Turning the issue on its head, as it were, we look southward to Antarctica for clues as to what an increase in atmospheric carbon dioxide (CO2) may mean for the tundra flora.
Although Antarctica may not be the center of the plant kingdom, there are any number of rugged grasses and other plants that grow in the coastal areas of that frozen continent.
Xiong and colleagues collected plants from the Antarctic Peninsula and transported them in chilled boxes to a laboratory here at Arizona State University.

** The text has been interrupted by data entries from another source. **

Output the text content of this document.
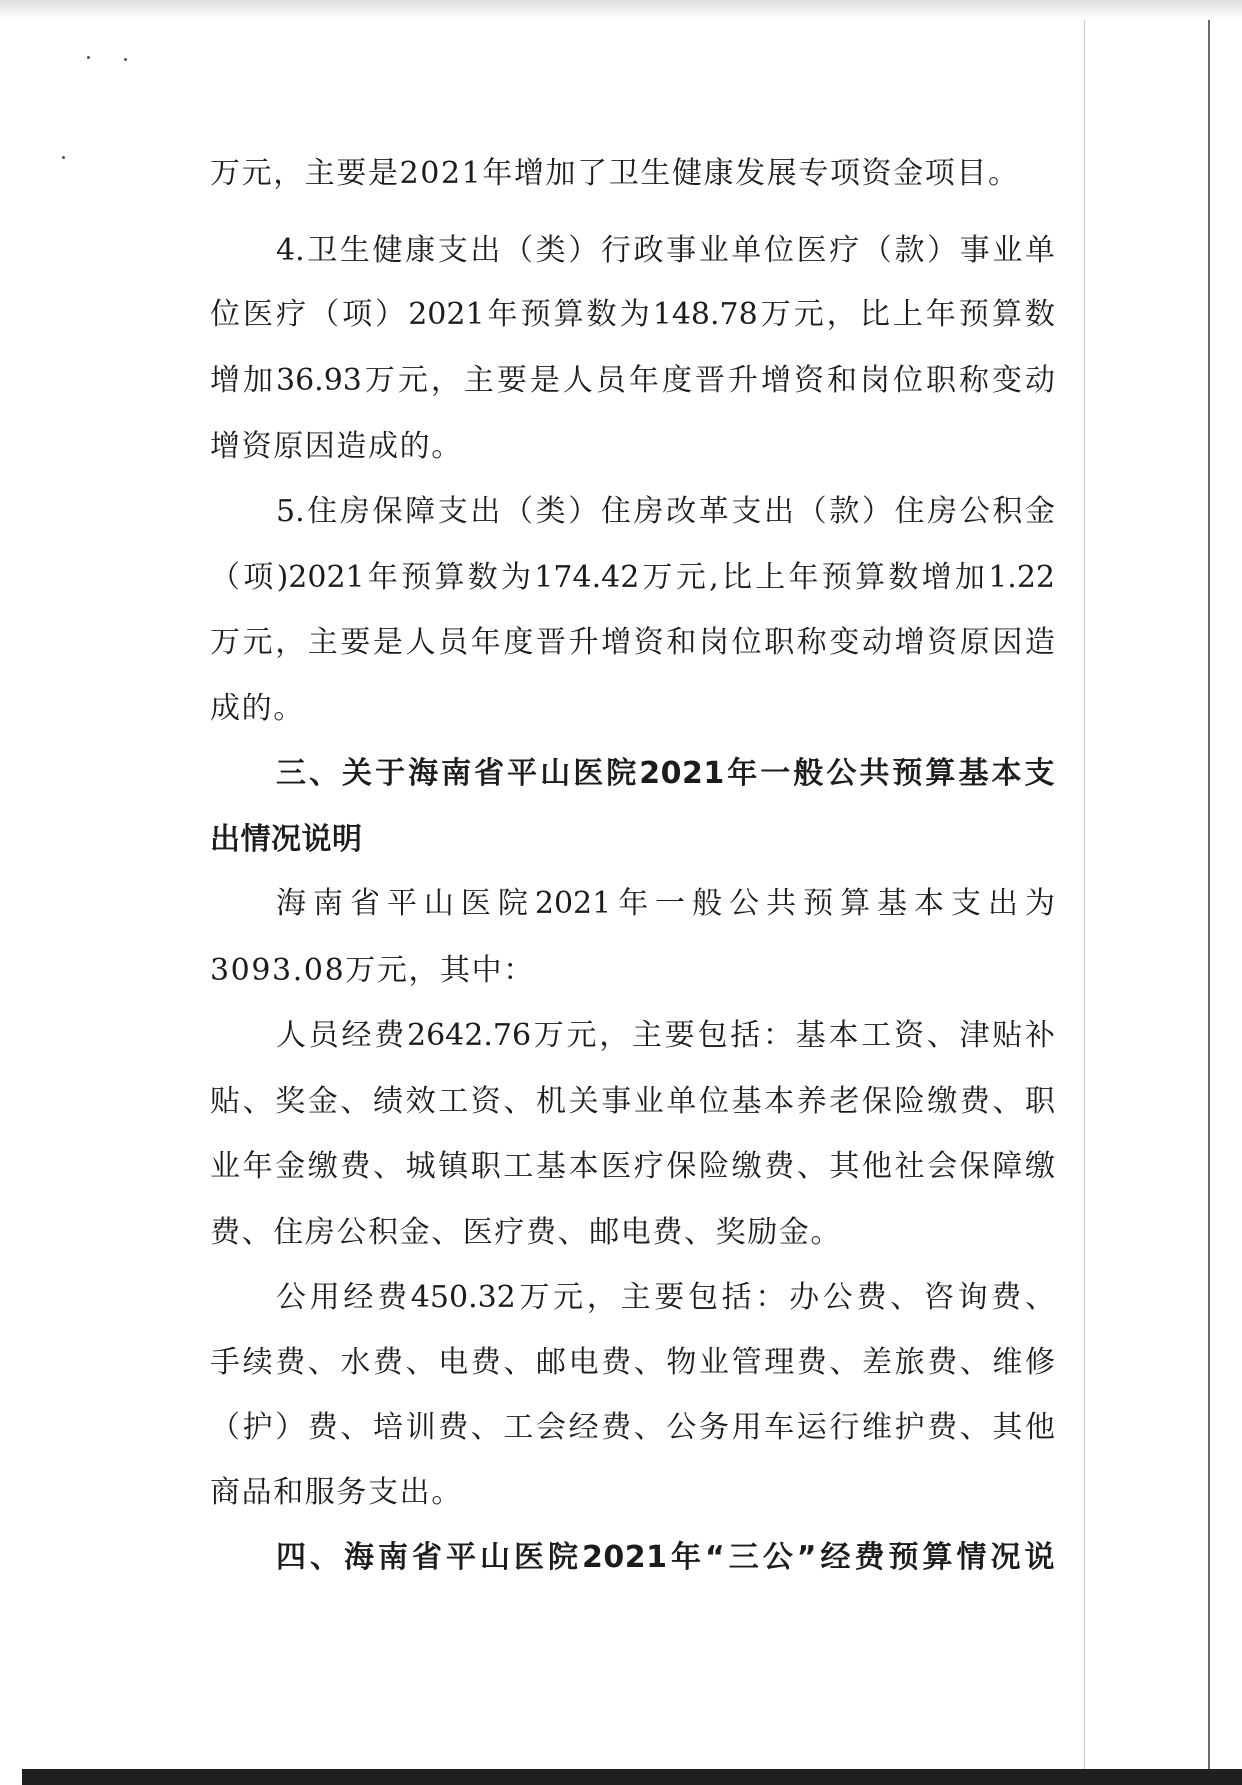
万元，主要是2021年增加了卫生健康发展专项资金项目。
4.卫生健康支出（类）行政事业单位医疗（款）事业单
位医疗（项）2021年预算数为148.78万元，比上年预算数
增加36.93万元，主要是人员年度晋升增资和岗位职称变动
增资原因造成的。
5.住房保障支出（类）住房改革支出（款）住房公积金
（项)2021年预算数为174.42万元,比上年预算数增加1.22
万元，主要是人员年度晋升增资和岗位职称变动增资原因造
成的。
三、关于海南省平山医院2021年一般公共预算基本支
出情况说明
海南省平山医院2021年一般公共预算基本支出为
3093.08万元，其中：
人员经费2642.76万元，主要包括：基本工资、津贴补
贴、奖金、绩效工资、机关事业单位基本养老保险缴费、职
业年金缴费、城镇职工基本医疗保险缴费、其他社会保障缴
费、住房公积金、医疗费、邮电费、奖励金。
公用经费450.32万元，主要包括：办公费、咨询费、
手续费、水费、电费、邮电费、物业管理费、差旅费、维修
（护）费、培训费、工会经费、公务用车运行维护费、其他
商品和服务支出。
四、海南省平山医院2021年“三公”经费预算情况说
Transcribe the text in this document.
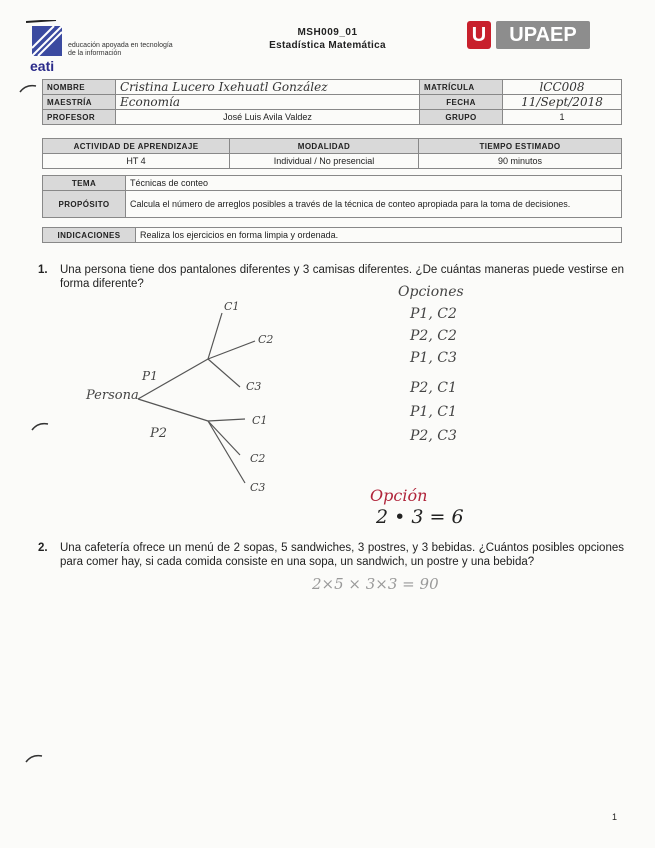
eati
educación apoyada en tecnología de la información
MSH009_01
Estadística Matemática	U	UPAEP
NOMBRE	Cristina Lucero Ixehuatl González	MATRÍCULA	lCC008
MAESTRÍA	Economía	FECHA	11/Sept/2018
PROFESOR	José Luis Avila Valdez	GRUPO	1
ACTIVIDAD DE APRENDIZAJE	MODALIDAD	TIEMPO ESTIMADO
HT 4	Individual / No presencial	90 minutos
TEMA	Técnicas de conteo
PROPÓSITO	Calcula el número de arreglos posibles a través de la técnica de conteo apropiada para la toma de decisiones.
INDICACIONES	Realiza los ejercicios en forma limpia y ordenada.
1. Una persona tiene dos pantalones diferentes y 3 camisas diferentes. ¿De cuántas maneras puede vestirse en forma diferente?
Persona
P1
P2
C1
C2
C3
C1
C2
C3
Opciones
P1, C2
P2, C2
P1, C3
P2, C1
P1, C1
P2, C3
Opción
2 • 3 = 6
2. Una cafetería ofrece un menú de 2 sopas, 5 sandwiches, 3 postres, y 3 bebidas. ¿Cuántos posibles opciones para comer hay, si cada comida consiste en una sopa, un sandwich, un postre y una bebida?
2×5 × 3×3 = 90
1
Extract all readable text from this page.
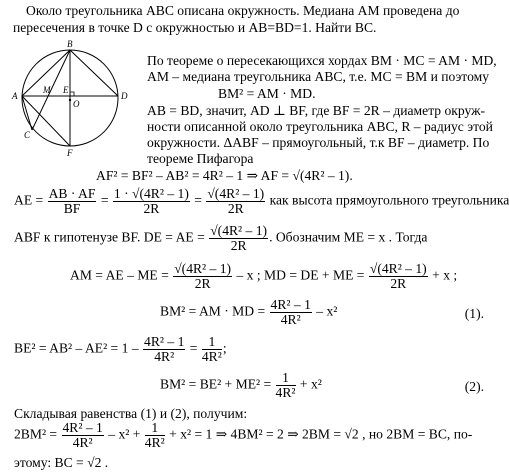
Около треугольника ABC описана окружность. Медиана AM проведена до
пересечения в точке D с окружностью и AB=BD=1. Найти BC.
B
A
M E
O
D
C
F
По теореме о пересекающихся хордах BM · MC = AM · MD,
AM – медиана треугольника ABC, т.е. MC = BM и поэтому
BM² = AM · MD.
AB = BD, значит, AD ⊥ BF, где BF = 2R – диаметр окруж-
ности описанной около треугольника ABC, R – радиус этой
окружности. ΔABF – прямоугольный, т.к BF – диаметр. По
теореме Пифагора
AF² = BF² – AB² = 4R² – 1 ⇒ AF = √(4R² – 1).
AE = $\frac{AB \cdot AF}{BF} = \frac{\text{1 · √(4R² – 1)}}{2R} = \frac{\text{√(4R² – 1)}}{2R}$ как высота прямоугольного треугольника
ABF к гипотенузе BF. DE = AE = $\frac{\text{√(4R² – 1)}}{2R}$ . Обозначим ME = x . Тогда
AM = AE – ME = $\frac{\text{√(4R² – 1)}}{2R}$ – x ; MD = DE + ME = $\frac{\text{√(4R² – 1)}}{2R} + x$ ;
BM² = AM · MD = $\frac{\text{4R² – 1}}{\text{4R²}} - x^2$	(1).
$BE^2 = AB^2 - AE^2 = 1 - \frac{\text{4R² – 1}}{\text{4R²}} = \frac{1}{\text{4R²}}$ ;
$BM^2 = BE^2 + ME^2 = \frac{1}{\text{4R²}} + x^2$	(2).
Складывая равенства (1) и (2), получим:
$2BM^2 = \frac{\text{4R² – 1}}{\text{4R²}} - x^2 + \frac{1}{\text{4R²}} + x^2 = 1$ ⇒ 4BM² = 2 ⇒ 2BM = √2 , но 2BM = BC, по-
этому: BC = √2 .
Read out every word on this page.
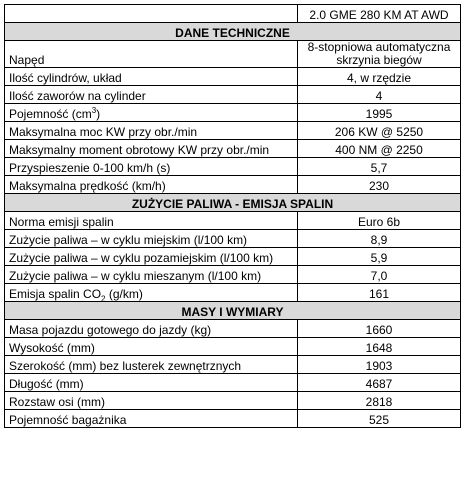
	2.0 GME 280 KM AT AWD
DANE TECHNICZNE	
Napęd	8-stopniowa automatyczna skrzynia biegów
Ilość cylindrów, układ	4, w rzędzie
Ilość zaworów na cylinder	4
Pojemność $(cm^3)$	1995
Maksymalna moc KW przy obr./min	206 KW @ 5250
Maksymalny moment obrotowy KW przy obr./min	400 NM @ 2250
Przyspieszenie 0-100 km/h (s)	5,7
Maksymalna prędkość (km/h)	230
ZUŻYCIE PALIWA - EMISJA SPALIN	
Norma emisji spalin	Euro 6b
Zużycie paliwa – w cyklu miejskim (l/100 km)	8,9
Zużycie paliwa – w cyklu pozamiejskim (l/100 km)	5,9
Zużycie paliwa – w cyklu mieszanym (l/100 km)	7,0
Emisja spalin $CO_2$ (g/km)	161
MASY I WYMIARY	
Masa pojazdu gotowego do jazdy (kg)	1660
Wysokość (mm)	1648
Szerokość (mm) bez lusterek zewnętrznych	1903
Długość (mm)	4687
Rozstaw osi (mm)	2818
Pojemność bagażnika	525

Seeds from those plants were then grown in controlled environment chambers, where various preassigned temperature regimes were maintained for 90 days. Xiong and company found that “plants of both species grown at a daytime temperature of 20°C had greater relative growth rates and produced 2.2 to 3.3 times as much total biomass as plants grown at daytime temperatures of 12°(F) or 7°C.”
The team also found that plants grown in the warm chambers produced up to four times as many leaves and more than five times as much total leaf area as their cooler cousins.
They concluded that “warming along the Peninsula will lead to improved vegetative growth of these species.”
Even in the icy tundra, we arrive at the inevitable conclusion that a) increased atmospheric CO2 benefits plants, and b) increased temperature does not impede the ability of plants to benefit from CO2. In fact, increased temperature would likely increase the tremendous biological benefits of a world of higher levels of CO2.
Robert C. Balling Jr., Ph.D. is director of the Laboratory of Climatology at Arizona State University and coauthor of The Satanic Gases.
Reference
Xiong, F.S., E.C. Meuller, and T.A. Day, 2000. Photosynthetic and respiratory acclimation and growth response of Antarctic vascular plants to contrasting temperature regimes. American Journal of Botany, 87, 700-710.